MATTHEW: öffnet das Guckloch Na, Henry, schon Hunger? Ich schieb dir dein Fressen unten durch. Spiegeleier mit Rührei obendrauf und zum Nachtisch ein weichgekochtes Ei, acht Minuten, wie sich's gehört. Getränke heute zum Aussuchen: verquirltes Ei in Milch oder Karottensaft.

FAUCETT: Karottensaft.

MATTHEW: Tut mir leid, ist soeben ausgegangen, aber verquirltes Ei in Milch ist noch da. Na, wie stets, alter Freund?

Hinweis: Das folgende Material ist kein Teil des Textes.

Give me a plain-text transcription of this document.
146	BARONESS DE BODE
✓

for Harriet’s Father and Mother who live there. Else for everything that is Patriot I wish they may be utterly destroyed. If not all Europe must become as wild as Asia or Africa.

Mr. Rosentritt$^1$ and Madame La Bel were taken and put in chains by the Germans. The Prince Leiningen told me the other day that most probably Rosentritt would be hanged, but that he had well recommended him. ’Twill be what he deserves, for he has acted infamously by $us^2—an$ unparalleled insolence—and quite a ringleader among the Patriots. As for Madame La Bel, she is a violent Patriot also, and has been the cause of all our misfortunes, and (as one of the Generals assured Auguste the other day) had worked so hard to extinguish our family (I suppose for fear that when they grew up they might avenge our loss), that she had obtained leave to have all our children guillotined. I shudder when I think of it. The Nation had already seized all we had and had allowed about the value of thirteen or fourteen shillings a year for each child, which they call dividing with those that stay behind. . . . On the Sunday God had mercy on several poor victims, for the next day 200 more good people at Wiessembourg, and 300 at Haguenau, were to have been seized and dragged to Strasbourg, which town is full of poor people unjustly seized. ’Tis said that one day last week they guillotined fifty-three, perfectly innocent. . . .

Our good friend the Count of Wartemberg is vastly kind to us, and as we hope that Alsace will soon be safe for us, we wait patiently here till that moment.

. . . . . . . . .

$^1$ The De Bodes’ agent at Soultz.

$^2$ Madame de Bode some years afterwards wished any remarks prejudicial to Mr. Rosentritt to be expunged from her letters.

FAUCETT: Es heißt zwar: Wer die Wahl hat, hat die Qual, aber wer wahllos gequält wird, gibt sich mit allem zufrieden. Verquirltes Ei in Milch demnach.

MATTHEW: Eine exquisite Wahl, Monsieur. Oeuf mixe en lait. öffnet die Klappe, unten, und schiebt das Essen herein Voila. Bon apetit, Monsieur. schließt Klappe und Guckloch.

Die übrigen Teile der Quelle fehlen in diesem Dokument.